Factoring in multiple expenses, CRM vendor E.piphany recorded a loss of $1.98 billion for the quarter ending Sept. 30.
The San Mateo, Calif.-based company attributed the loss to amortization of one-time, goodwill charges, which involved the write-down of depreciated, acquired assets, as per new accounting rules.
E.piphany's financial performance was impacted by declining stock values regarding several companies it acquired and has since absorbed, company officials said. The companies include Octane Software, which offered call center technology; Rightpoint Software, a maker of personalization technology; collaboration company iLeverage; and direct mail vendor eClass.
Also impacting the bottom line were $32.4 million charges related to restructuring, including facilities consolidation and employee severance. Including the goodwill and other non-recurring charges, the net loss for the quarter was $1.98 billion.
"What I can tell you is at the end of 2000, we were carrying $2.5 billion of goodwill [assets]. Now, we're carrying $115 million," said Todd Friedman, vice president of investor relations at E.piphany.
For the quarter, E.piphany reported revenues of $28.5 million, a 27 percent drop from revenues of $39.1 million recorded during the same time period last year. Excluding the one-time charges, the net loss for the quarter was $15 million, or 22 cents per share.

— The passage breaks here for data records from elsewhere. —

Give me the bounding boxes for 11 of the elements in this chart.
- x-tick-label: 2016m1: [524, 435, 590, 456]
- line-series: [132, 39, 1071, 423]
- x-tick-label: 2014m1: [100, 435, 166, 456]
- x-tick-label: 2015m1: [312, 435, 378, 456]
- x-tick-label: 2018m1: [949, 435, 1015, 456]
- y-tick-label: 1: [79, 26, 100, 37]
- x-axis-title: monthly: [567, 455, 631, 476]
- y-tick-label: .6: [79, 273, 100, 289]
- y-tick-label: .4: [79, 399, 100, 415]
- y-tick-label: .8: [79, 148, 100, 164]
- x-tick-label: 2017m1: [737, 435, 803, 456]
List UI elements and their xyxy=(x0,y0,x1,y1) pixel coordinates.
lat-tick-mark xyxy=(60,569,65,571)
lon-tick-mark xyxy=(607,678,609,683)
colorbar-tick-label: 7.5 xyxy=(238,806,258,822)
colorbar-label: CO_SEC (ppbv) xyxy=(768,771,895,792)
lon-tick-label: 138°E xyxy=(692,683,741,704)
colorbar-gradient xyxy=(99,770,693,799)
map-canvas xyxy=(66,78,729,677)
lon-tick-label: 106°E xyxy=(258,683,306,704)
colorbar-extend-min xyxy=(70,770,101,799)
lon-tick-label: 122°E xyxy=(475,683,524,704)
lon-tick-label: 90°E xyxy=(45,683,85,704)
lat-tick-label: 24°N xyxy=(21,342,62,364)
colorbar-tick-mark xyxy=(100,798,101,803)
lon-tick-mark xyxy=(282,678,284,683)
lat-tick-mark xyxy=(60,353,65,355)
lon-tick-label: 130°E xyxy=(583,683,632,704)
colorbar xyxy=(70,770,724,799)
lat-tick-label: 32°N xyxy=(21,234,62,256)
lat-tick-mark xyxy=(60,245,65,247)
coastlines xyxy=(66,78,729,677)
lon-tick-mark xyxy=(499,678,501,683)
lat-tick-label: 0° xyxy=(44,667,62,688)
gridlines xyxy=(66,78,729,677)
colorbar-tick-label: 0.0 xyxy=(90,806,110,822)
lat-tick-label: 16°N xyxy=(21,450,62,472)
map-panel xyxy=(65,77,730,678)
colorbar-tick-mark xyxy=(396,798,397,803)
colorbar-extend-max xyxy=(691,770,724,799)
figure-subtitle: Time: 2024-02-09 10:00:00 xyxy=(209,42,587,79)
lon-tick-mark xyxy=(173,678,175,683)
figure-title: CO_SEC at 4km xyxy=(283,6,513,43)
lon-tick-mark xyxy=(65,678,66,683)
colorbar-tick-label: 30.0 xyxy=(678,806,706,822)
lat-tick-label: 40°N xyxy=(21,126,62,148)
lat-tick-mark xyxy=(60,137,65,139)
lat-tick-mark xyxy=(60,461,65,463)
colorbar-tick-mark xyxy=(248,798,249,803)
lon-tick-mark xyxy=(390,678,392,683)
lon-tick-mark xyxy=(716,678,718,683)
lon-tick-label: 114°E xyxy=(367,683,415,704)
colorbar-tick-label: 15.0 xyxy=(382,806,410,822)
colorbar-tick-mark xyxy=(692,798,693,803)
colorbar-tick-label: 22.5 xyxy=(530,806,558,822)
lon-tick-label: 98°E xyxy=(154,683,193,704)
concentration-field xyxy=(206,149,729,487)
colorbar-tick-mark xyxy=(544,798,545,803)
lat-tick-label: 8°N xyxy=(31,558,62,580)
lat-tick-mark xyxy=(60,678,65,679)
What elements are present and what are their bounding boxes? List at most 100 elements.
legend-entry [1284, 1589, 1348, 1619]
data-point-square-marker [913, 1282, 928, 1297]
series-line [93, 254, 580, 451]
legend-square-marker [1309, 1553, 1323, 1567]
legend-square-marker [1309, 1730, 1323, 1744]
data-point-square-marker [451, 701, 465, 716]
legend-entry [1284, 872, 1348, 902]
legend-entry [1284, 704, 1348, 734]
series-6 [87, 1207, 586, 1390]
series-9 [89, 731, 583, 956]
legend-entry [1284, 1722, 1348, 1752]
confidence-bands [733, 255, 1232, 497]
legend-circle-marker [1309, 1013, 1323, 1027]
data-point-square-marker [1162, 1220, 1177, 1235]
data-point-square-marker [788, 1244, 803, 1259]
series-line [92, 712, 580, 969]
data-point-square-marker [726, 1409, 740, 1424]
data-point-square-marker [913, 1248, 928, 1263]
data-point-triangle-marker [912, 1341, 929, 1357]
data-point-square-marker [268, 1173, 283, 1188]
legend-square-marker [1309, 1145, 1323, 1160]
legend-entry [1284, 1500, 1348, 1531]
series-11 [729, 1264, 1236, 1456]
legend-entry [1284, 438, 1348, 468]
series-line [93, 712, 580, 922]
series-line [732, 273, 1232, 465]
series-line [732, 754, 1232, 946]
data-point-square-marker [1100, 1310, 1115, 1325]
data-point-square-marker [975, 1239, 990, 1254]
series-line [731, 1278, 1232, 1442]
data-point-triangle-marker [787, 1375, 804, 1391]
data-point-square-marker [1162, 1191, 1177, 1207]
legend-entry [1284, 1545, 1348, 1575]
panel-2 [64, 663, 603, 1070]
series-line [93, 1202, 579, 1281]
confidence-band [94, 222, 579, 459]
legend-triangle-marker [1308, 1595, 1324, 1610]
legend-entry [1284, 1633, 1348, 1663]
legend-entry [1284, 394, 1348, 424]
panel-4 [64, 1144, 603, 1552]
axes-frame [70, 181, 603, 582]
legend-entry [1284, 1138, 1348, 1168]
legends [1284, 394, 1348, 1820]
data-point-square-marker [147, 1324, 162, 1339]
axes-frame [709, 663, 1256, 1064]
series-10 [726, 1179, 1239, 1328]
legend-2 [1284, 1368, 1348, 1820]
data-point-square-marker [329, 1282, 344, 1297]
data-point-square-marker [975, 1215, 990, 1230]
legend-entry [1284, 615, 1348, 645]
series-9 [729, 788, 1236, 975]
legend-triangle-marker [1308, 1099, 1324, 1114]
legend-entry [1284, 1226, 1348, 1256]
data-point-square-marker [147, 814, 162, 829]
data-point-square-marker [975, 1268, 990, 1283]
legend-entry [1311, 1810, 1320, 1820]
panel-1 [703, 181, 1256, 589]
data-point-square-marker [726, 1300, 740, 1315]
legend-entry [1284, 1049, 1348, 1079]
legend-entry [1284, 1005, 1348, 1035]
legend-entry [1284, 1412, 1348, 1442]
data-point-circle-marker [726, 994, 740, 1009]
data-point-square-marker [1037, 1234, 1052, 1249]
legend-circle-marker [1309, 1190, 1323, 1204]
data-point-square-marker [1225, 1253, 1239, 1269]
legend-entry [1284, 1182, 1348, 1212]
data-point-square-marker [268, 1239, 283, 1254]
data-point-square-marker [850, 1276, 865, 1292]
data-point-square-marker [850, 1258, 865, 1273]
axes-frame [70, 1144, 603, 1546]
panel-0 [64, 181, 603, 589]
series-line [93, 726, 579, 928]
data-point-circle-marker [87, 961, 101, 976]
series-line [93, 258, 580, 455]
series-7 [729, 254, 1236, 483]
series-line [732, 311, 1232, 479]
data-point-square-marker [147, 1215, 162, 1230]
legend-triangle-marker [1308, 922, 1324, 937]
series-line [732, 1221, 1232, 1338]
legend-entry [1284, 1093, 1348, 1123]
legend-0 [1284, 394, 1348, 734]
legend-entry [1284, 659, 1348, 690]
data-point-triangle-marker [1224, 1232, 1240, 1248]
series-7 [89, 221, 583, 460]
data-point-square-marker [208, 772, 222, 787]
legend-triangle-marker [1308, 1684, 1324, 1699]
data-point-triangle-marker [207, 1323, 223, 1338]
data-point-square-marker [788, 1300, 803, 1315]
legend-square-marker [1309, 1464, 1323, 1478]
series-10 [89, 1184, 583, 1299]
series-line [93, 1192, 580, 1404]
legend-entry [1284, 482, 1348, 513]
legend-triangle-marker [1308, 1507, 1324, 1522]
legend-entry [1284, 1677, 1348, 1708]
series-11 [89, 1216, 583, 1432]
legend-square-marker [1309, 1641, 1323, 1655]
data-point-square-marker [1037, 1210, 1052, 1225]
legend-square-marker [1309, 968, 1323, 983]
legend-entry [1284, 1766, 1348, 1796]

The company did beat a prior Wall Street estimate of a 24-cents-per-share loss, E.piphany officials said. E.piphany hopes to break even, with revenues in the $35 million to $39 million range, in the second half of 2002.
In a prepared statement, company President/CEO Roger Siboni noted the company is facing challenging economic times, but has acquired new customers such as Epson, GE Plastics, and Johnson & Johnson.